Città VS campagne, un assioma fallace – Sembrava scontato, ma non è andata come altre volte e dopo un’ attenta analisi del voto cade un’ altra leggenda metropolitana: le grandi città a sinistra e i paesi di campagna a destra. Stavolta non è andata così e se le città hanno sempre scelto il presidente, in entrambi i turni, anche in campagna Macron non è andato male. Insomma, un altro mito che cade: lo scontro tra le città progressiste e le campagne reazionarie. Sacrificato sull’ altare della geopolitica e della strategia. Non è un caso che le località dove la Le Pen ha preso maggiori consensi sono proprio quelli che confinano con la Germania, evidentemente tutti sono memori dell’ espansionismo tedesco e preoccupati del riarmo intrapreso dal “guginastro sul Reno”, invero mai amato. La candidata della destra in campagna elettorale aveva infatti sottolineato le sue posizioni anti tedesche con questa frase: “Le distanze sulla strategia con la Germania per noi francesi sono incolmabili”. Guarda caso il suo elettorato si è concentrato  ai confini con la nazione nemica di sempre.

Corsi e ricorsi storici – Un altro dato curioso che emerge da queste elezioni è il voto in Corsica, incredibilmente andato alla candidata nazionalista, pur con un sentimento indipendentista in crescita costante. Anche qui, come nei dipartimenti di oltre mare, probabilmente per ragioni opposte, galoppa l’anti sistema, l’eterno scontro tra  stato e anti stato. Un problema annoso per la Francia: la Bastiglia lo insegnò in quel leggendario 14 luglio. Roba da scuotere i nervi.
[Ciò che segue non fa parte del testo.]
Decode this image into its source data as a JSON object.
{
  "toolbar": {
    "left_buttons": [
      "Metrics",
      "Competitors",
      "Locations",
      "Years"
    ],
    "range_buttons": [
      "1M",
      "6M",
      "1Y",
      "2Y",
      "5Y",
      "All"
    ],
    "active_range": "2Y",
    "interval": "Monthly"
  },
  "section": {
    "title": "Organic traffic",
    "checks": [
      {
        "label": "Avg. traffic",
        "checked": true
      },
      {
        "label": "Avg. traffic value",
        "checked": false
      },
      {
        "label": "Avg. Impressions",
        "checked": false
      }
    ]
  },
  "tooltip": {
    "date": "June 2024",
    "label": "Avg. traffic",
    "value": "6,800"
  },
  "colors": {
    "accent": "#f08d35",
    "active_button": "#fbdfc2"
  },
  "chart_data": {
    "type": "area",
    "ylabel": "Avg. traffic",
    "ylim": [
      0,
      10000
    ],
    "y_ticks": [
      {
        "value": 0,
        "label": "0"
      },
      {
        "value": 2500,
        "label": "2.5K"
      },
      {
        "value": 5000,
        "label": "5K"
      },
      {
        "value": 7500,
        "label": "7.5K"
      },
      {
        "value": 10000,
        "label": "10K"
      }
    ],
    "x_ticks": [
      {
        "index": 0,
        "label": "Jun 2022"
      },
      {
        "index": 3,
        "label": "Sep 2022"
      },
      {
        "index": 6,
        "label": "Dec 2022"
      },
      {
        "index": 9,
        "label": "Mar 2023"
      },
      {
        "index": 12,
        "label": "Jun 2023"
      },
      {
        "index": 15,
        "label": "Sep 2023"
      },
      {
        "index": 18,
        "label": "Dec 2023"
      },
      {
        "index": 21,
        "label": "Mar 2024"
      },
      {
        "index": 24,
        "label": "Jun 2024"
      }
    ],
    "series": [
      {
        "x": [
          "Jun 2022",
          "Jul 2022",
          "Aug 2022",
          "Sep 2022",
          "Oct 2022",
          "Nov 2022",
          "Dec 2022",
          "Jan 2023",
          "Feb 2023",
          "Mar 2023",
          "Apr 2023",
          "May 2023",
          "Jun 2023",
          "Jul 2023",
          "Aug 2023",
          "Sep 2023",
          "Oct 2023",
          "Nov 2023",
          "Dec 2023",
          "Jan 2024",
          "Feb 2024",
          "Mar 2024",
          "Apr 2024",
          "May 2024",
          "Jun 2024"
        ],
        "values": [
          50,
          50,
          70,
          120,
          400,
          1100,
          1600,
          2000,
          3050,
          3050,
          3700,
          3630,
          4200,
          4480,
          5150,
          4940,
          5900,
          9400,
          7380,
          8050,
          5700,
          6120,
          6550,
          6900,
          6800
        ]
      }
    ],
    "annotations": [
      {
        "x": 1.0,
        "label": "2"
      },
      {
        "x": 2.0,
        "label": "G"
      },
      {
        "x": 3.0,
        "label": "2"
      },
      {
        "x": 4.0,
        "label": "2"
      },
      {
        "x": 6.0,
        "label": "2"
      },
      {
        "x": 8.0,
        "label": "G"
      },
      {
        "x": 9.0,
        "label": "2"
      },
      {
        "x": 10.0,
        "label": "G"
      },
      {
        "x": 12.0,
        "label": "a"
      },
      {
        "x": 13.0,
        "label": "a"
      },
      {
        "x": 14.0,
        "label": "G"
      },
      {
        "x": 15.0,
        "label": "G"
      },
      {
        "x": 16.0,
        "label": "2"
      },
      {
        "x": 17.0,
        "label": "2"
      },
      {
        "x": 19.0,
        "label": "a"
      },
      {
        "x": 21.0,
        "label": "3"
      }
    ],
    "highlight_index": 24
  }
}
Un esagono nel Pentagono ? – Eppure un’ altra certezza si fa strada in queste elezioni, cioè gli indizi post-storici: la fine dei cosiddetti grandi partiti, con i socialisti e i gollisti ridotti addirittura all’ inesistenza, ma anche una sorta di “americanizzazione” dell’elettorato, che potrebbe finire per spingere uno dei tanti satelliti, seppure il più amato e al contempo considerato discolo dagli statunitensi, in quella post-storia presente dentro ogni sfera di influenza. E’ difficile accettarlo per i francesi, che ancora si credono un impero, coadiuvati in questo dall’ eterna tolleranza a stelle e strisce. Ebbene, se tutti questi indizi fossero veri allora è naturale quel senso di tristezza che si respirava alla festa di Macron, perché passare da essere la Francia a un satellite qualunque lascerà nella collettività d’oltralpe un senso di vuoto difficile da colmare per tutti. Emmanuel Macron compreso.